Build a framework for systematic decision-making. According to Jason Hamilton, ACMA, CGMA, director at First River Capital, an advisory firm with offices in South Africa and the UK, a major source of anxiety within finance teams is the need to deal with and manage multiple and competing agendas (or demands) within an organisation — whether in a crisis or in the normal course of business. As leaders within the organisation, management accountants can create an environment that enables integrated thinking and provides structure and clarity amidst these competing demands.

“This can be achieved through building a framework with clear boundaries that are designed to aid the assessment and decision-making process within teams,” said Hamilton, who also is a member of the Association’s Thought Leadership & Business Ethics Committee. “The finance team members will gain clarity around what is required and which processes will be followed.”

Reboot and refresh your internal dialogue. Jo Searle, an executive coach based in South Africa, highlighted the importance of becoming aware of your internal dialogue and thought patterns — and identifying negative chatter.

“Feelings follow behaviour, and behaviour includes your own thoughts and beliefs,” she explained. “If you are feeling anxious, know that you have listened to a thought that says, for instance: ‘You don’t know how to be effective working remotely’ … and you have agreed with that thought.”

However, by learning to become aware of your thoughts, beliefs, and consequent feelings, you give yourself a choice (and the opportunity to press reboot).

“The choice is to listen, agree, and feel bad, or you can choose a different thought, such as: ‘If I change my daily habits, I will form a new sense of myself as capable and creative,’” said Searle.

Create a sense of purpose. Being an integral part of how an organisation understands and navigates an uncertain world can be a confidence boost as well.
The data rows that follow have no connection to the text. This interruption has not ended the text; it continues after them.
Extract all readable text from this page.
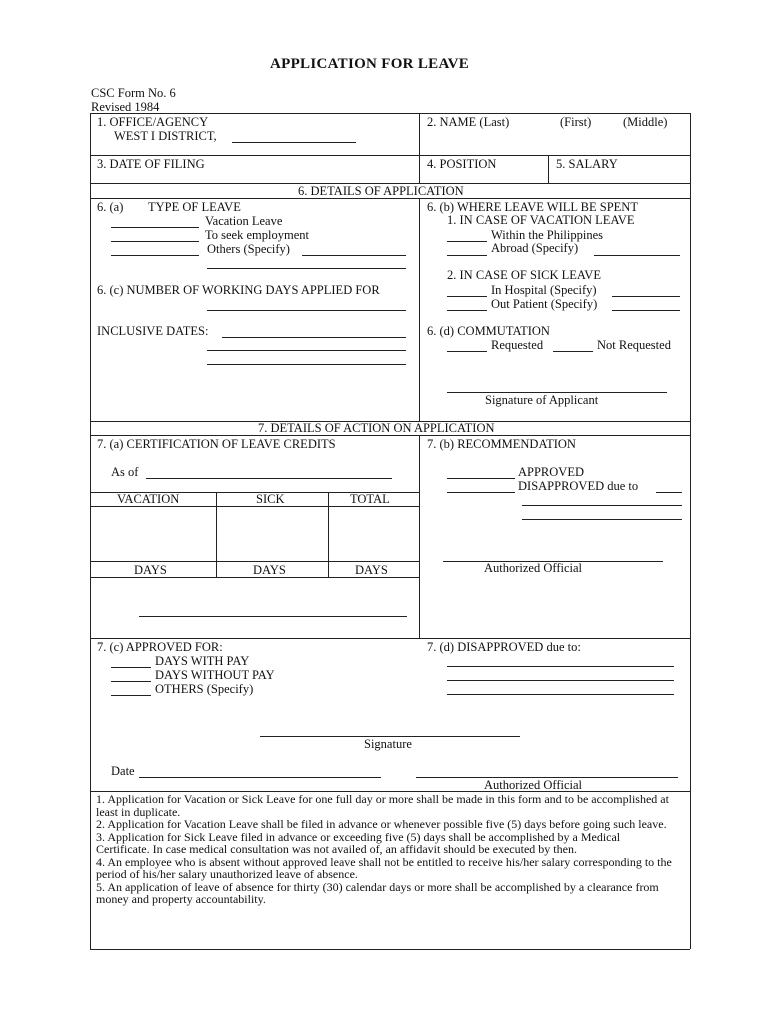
APPLICATION FOR LEAVE
CSC Form No. 6
Revised 1984
1. OFFICE/AGENCY
WEST I DISTRICT,
2. NAME (Last)	(First)	(Middle)
3. DATE OF FILING	4. POSITION	5. SALARY
6. DETAILS OF APPLICATION
6. (a) TYPE OF LEAVE
Vacation Leave
To seek employment
Others (Specify)
6. (c) NUMBER OF WORKING DAYS APPLIED FOR
INCLUSIVE DATES:
6. (b) WHERE LEAVE WILL BE SPENT
1. IN CASE OF VACATION LEAVE
Within the Philippines
Abroad (Specify)
2. IN CASE OF SICK LEAVE
In Hospital (Specify)
Out Patient (Specify)
6. (d) COMMUTATION
Requested	Not Requested
Signature of Applicant
7. DETAILS OF ACTION ON APPLICATION
7. (a) CERTIFICATION OF LEAVE CREDITS
As of
VACATION	SICK	TOTAL
DAYS	DAYS	DAYS
7. (b) RECOMMENDATION
APPROVED
DISAPPROVED due to
Authorized Official
7. (c) APPROVED FOR:
DAYS WITH PAY
DAYS WITHOUT PAY
OTHERS (Specify)
7. (d) DISAPPROVED due to:
Signature
Date
Authorized Official

1. Application for Vacation or Sick Leave for one full day or more shall be made in this form and to be accomplished at least in duplicate.

2. Application for Vacation Leave shall be filed in advance or whenever possible five (5) days before going such leave.

3. Application for Sick Leave filed in advance or exceeding five (5) days shall be accomplished by a Medical Certificate. In case medical consultation was not availed of, an affidavit should be executed by then.

4. An employee who is absent without approved leave shall not be entitled to receive his/her salary corresponding to the period of his/her salary unauthorized leave of absence.

5. An application of leave of absence for thirty (30) calendar days or more shall be accomplished by a clearance from money and property accountability.
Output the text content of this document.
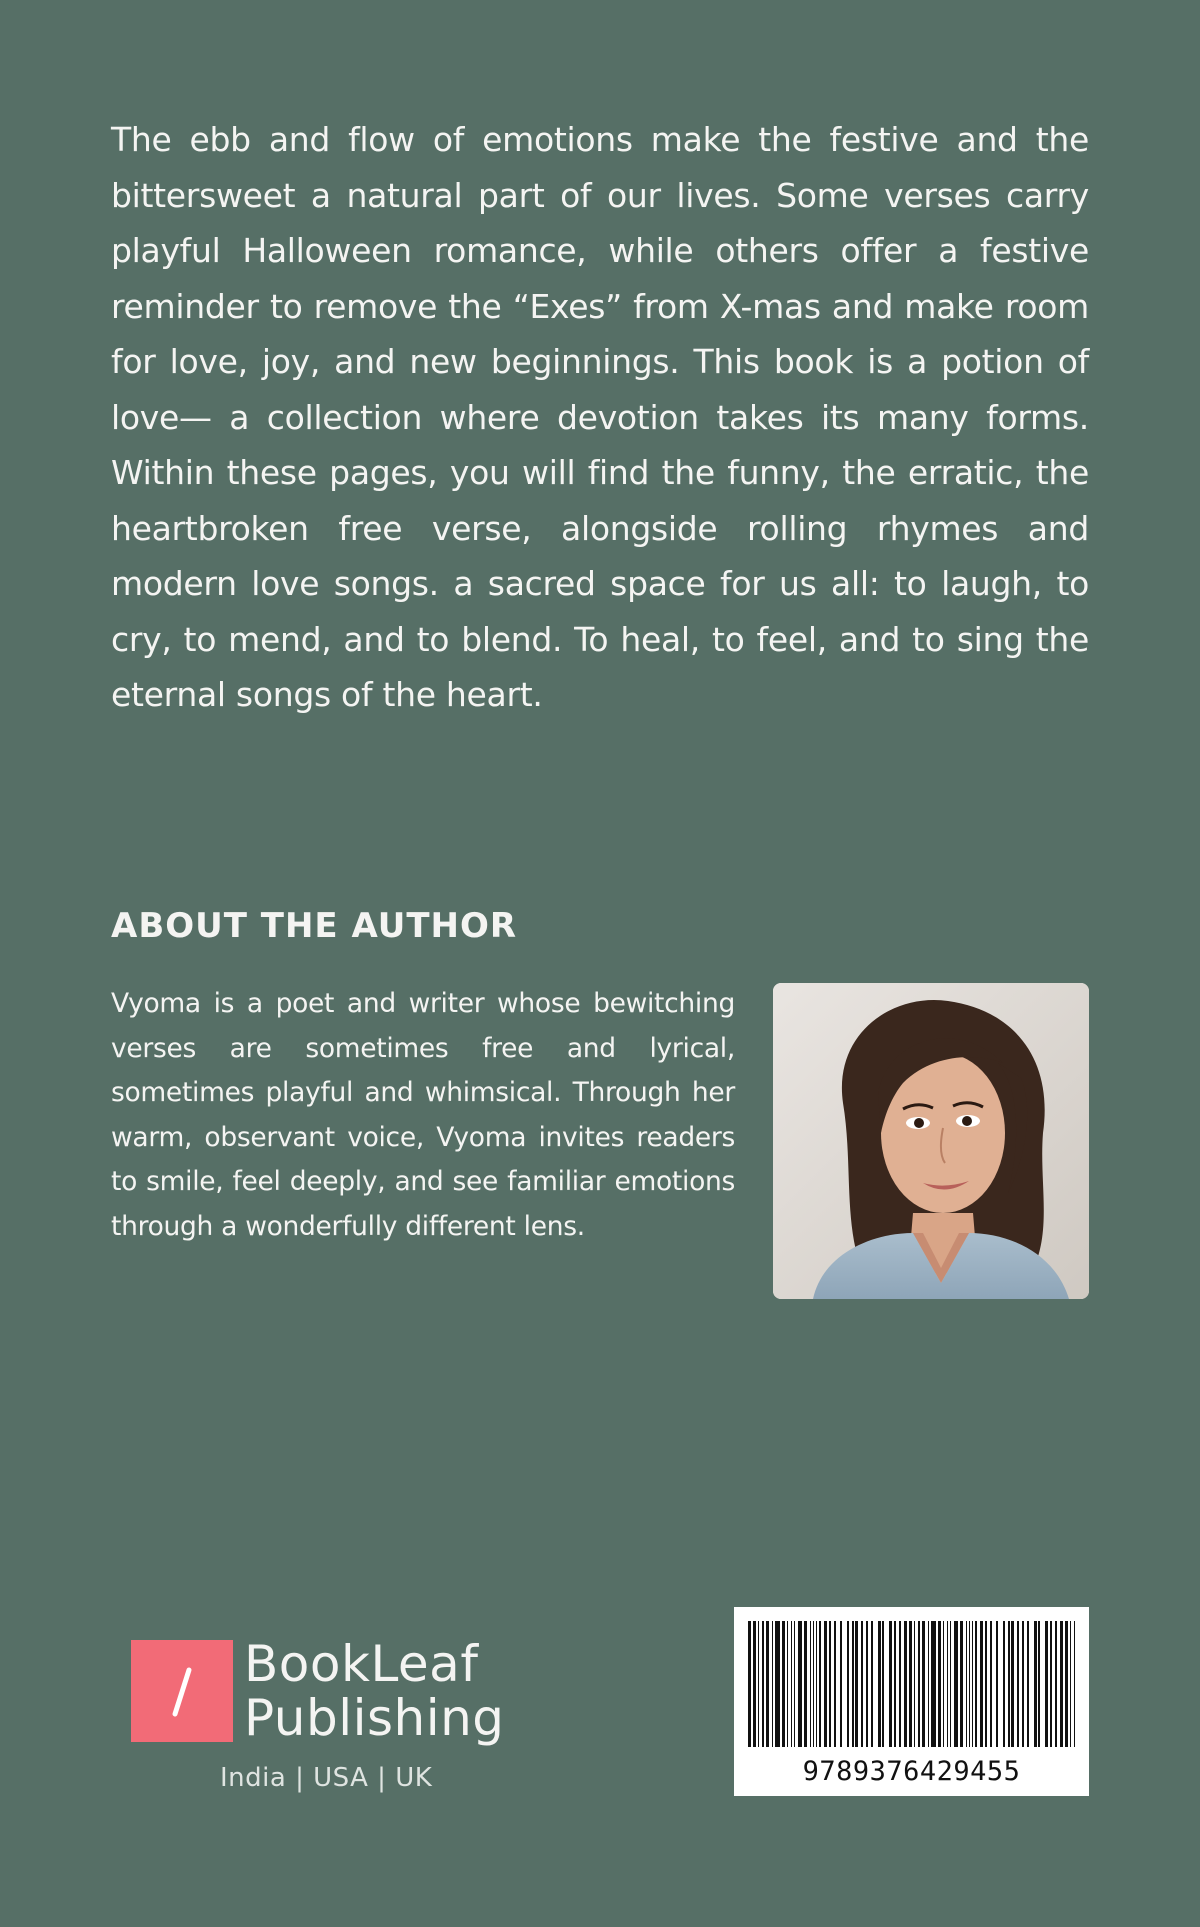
The ebb and flow of emotions make the festive and the bittersweet a natural part of our lives. Some verses carry playful Halloween romance, while others offer a festive reminder to remove the “Exes” from X-mas and make room for love, joy, and new beginnings. This book is a potion of love— a collection where devotion takes its many forms. Within these pages, you will find the funny, the erratic, the heartbroken free verse, alongside rolling rhymes and modern love songs. a sacred space for us all: to laugh, to cry, to mend, and to blend. To heal, to feel, and to sing the eternal songs of the heart.

ABOUT THE AUTHOR

Vyoma is a poet and writer whose bewitching verses are sometimes free and lyrical, sometimes playful and whimsical. Through her warm, observant voice, Vyoma invites readers to smile, feel deeply, and see familiar emotions through a wonderfully different lens.

BookLeaf
Publishing
India | USA | UK	9789376429455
Although often the responsibility of leadership, “sense making” is an important process and tool that requires nurturing when looking to build confidence, noted Hamilton.

“Within the finance function, leaders can play a pivotal role to ensure that the correct narrative is designed and communicated through ‘sense giving’, which not only provides a message of hope but a unifying, shared narrative,” he said. “It will also require the creation of space for open and honest communications, showing empathy during the process and allowing all narratives to be heard and considered.”
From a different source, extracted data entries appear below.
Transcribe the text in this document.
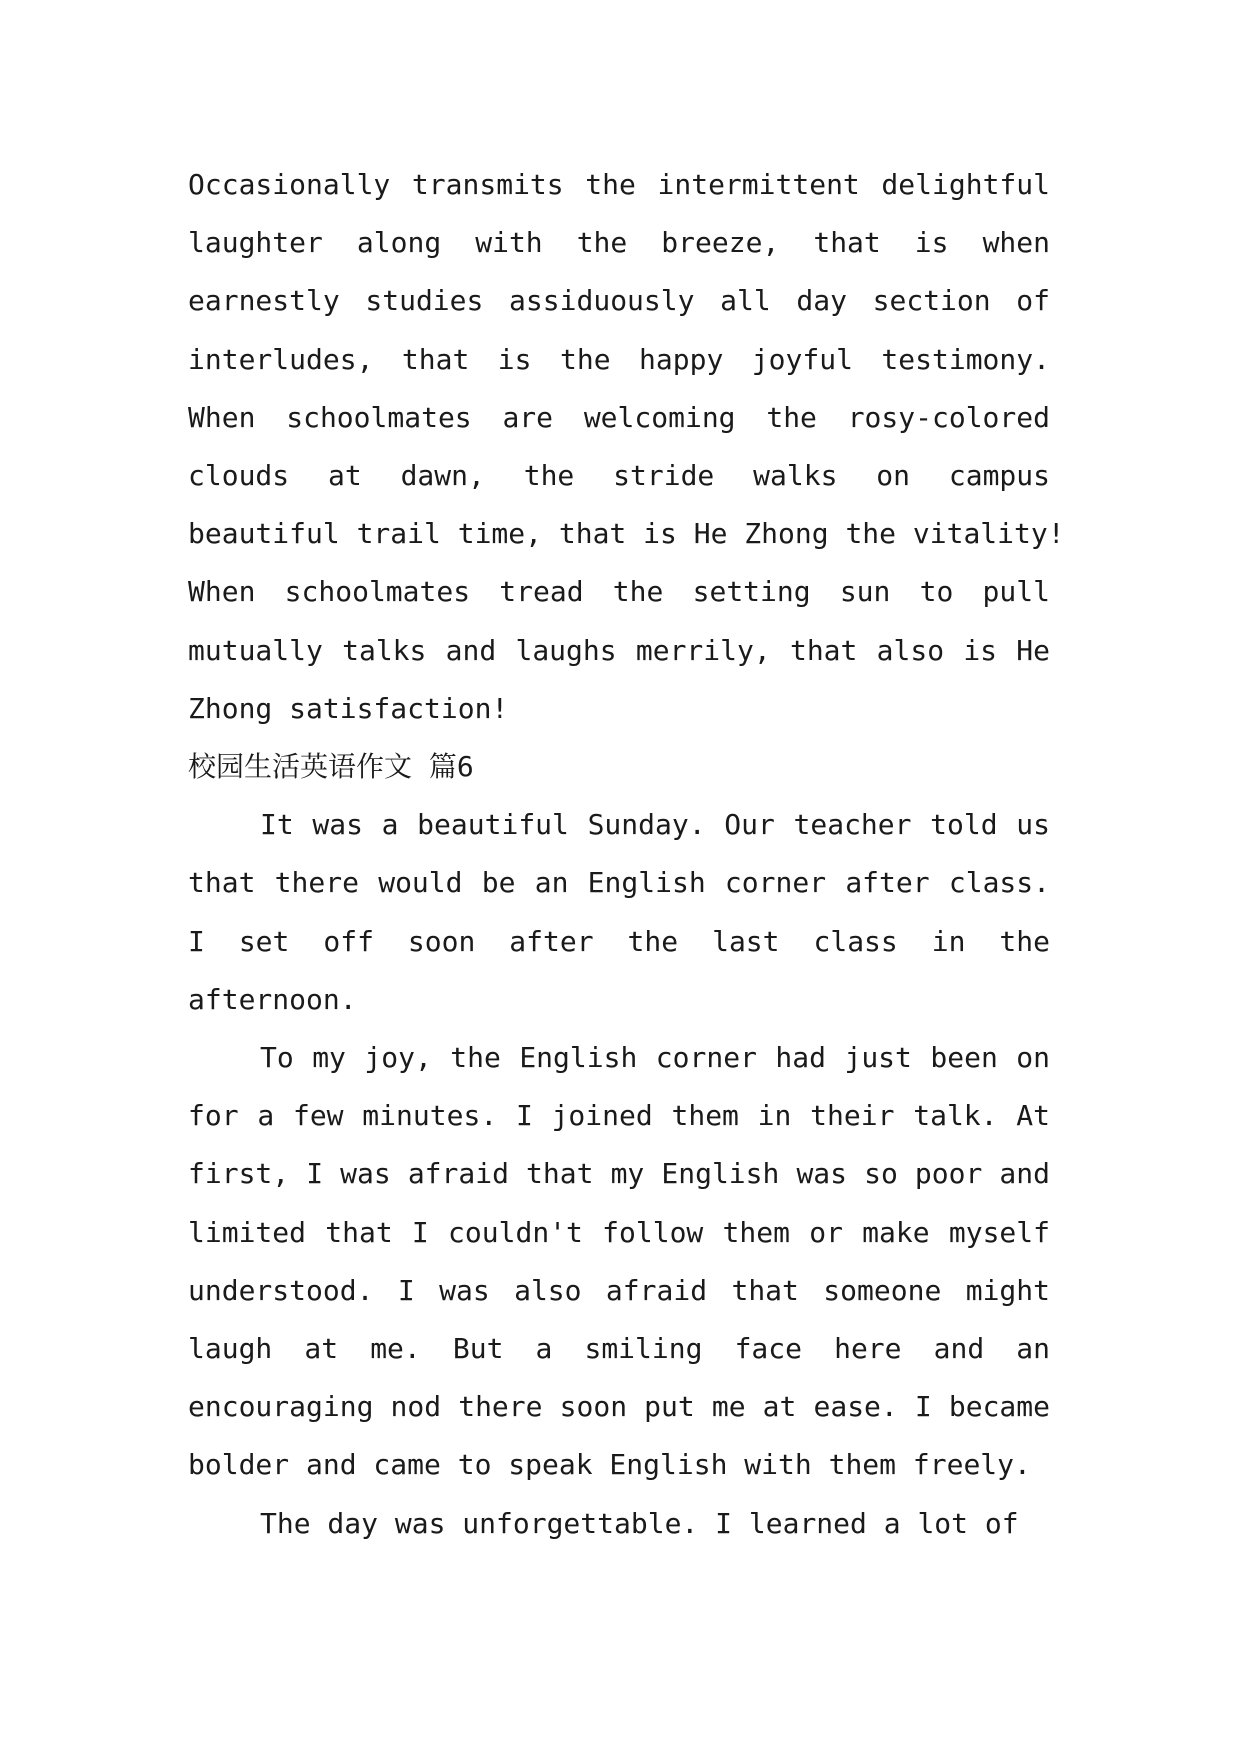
Occasionally transmits the intermittent delightful laughter along with the breeze, that is when earnestly studies assiduously all day section of interludes, that is the happy joyful testimony. When schoolmates are welcoming the rosy-colored clouds at dawn, the stride walks on campus beautiful trail time, that is He Zhong the vitality! When schoolmates tread the setting sun to pull mutually talks and laughs merrily, that also is He Zhong satisfaction!

校园生活英语作文 篇6

It was a beautiful Sunday. Our teacher told us that there would be an English corner after class. I set off soon after the last class in the afternoon.

To my joy, the English corner had just been on for a few minutes. I joined them in their talk. At first, I was afraid that my English was so poor and limited that I couldn't follow them or make myself understood. I was also afraid that someone might laugh at me. But a smiling face here and an encouraging nod there soon put me at ease. I became bolder and came to speak English with them freely.

The day was unforgettable. I learned a lot of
Avoid comparisons (and social media scrolling). “Comparison is the thief of joy, and it also destroys confidence,” cautioned Nic Haralambous, a South African entrepreneur and author of How to Start a Side Hustle, who pointed to social media as a potential instigator of comparative thoughts.
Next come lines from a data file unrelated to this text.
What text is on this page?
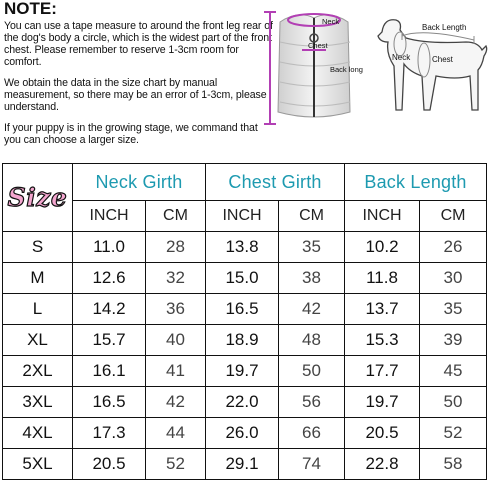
NOTE:

You can use a tape measure to around the front leg rear of the dog's body a circle, which is the widest part of the front chest. Please remember to reserve 1-3cm room for comfort.

We obtain the data in the size chart by manual measurement, so there may be an error of 1-3cm, please understand.

If your puppy is in the growing stage, we command that you can choose a larger size.

Neck
Chest
Back long
Back Length
Neck	Chest
Size	Neck Girth		Chest Girth		Back Length	
	INCH	CM	INCH	CM	INCH	CM
S	11.0	28	13.8	35	10.2	26
M	12.6	32	15.0	38	11.8	30
L	14.2	36	16.5	42	13.7	35
XL	15.7	40	18.9	48	15.3	39
2XL	16.1	41	19.7	50	17.7	45
3XL	16.5	42	22.0	56	19.7	50
4XL	17.3	44	26.0	66	20.5	52
5XL	20.5	52	29.1	74	22.8	58
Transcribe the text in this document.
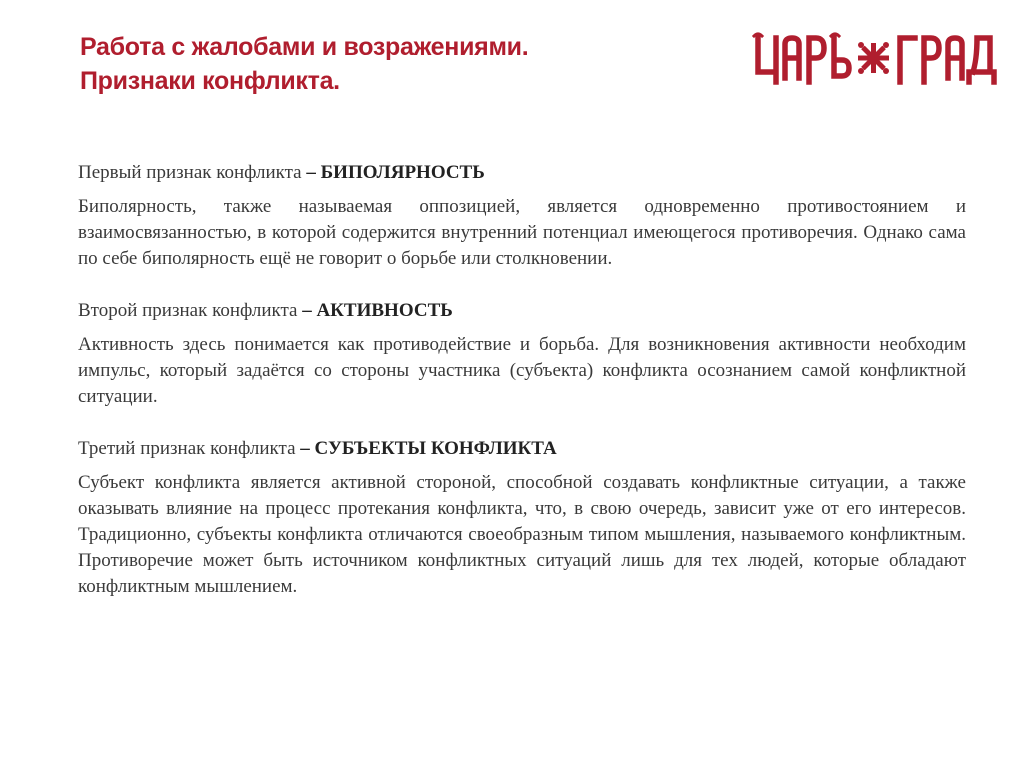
Работа с жалобами и возражениями.
Признаки конфликта.

Первый признак конфликта – БИПОЛЯРНОСТЬ

Биполярность, также называемая оппозицией, является одновременно противостоянием и взаимосвязанностью, в которой содержится внутренний потенциал имеющегося противоречия. Однако сама по себе биполярность ещё не говорит о борьбе или столкновении.

Второй признак конфликта – АКТИВНОСТЬ

Активность здесь понимается как противодействие и борьба. Для возникновения активности необходим импульс, который задаётся со стороны участника (субъекта) конфликта осознанием самой конфликтной ситуации.

Третий признак конфликта – СУБЪЕКТЫ КОНФЛИКТА

Субъект конфликта является активной стороной, способной создавать конфликтные ситуации, а также оказывать влияние на процесс протекания конфликта, что, в свою очередь, зависит уже от его интересов. Традиционно, субъекты конфликта отличаются своеобразным типом мышления, называемого конфликтным. Противоречие может быть источником конфликтных ситуаций лишь для тех людей, которые обладают конфликтным мышлением.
“Social media makes it easy to feel like everyone else has a plan and is moving on up … but remember that for every impressive and envious post you're viewing, there are countless other things that happen in a person’s life that they don't post on social media.”

According to Haralambous, the more you “like” and follow others on these platforms, the more difficult it becomes to build and maintain your own confidence. “Do what you do, and remain consistent and aligned with your own goals,” he advised.

Be proactive about getting support. When working remotely, finance professionals may find it harder to speak up when they are struggling in a particular area. Yet according to Boateng, the process of identifying an area of weakness, difficulty, or inexperience — and asking for support — can build one’s confidence.

“It takes courage to admit you may be struggling with something, but asking for help or guidance is, in itself, a sign of strength,” he said. “In my own teams, when someone has reached out for support and has clearly identified an area that needs focus or development, I see that as a sign of confidence and an eagerness to improve.”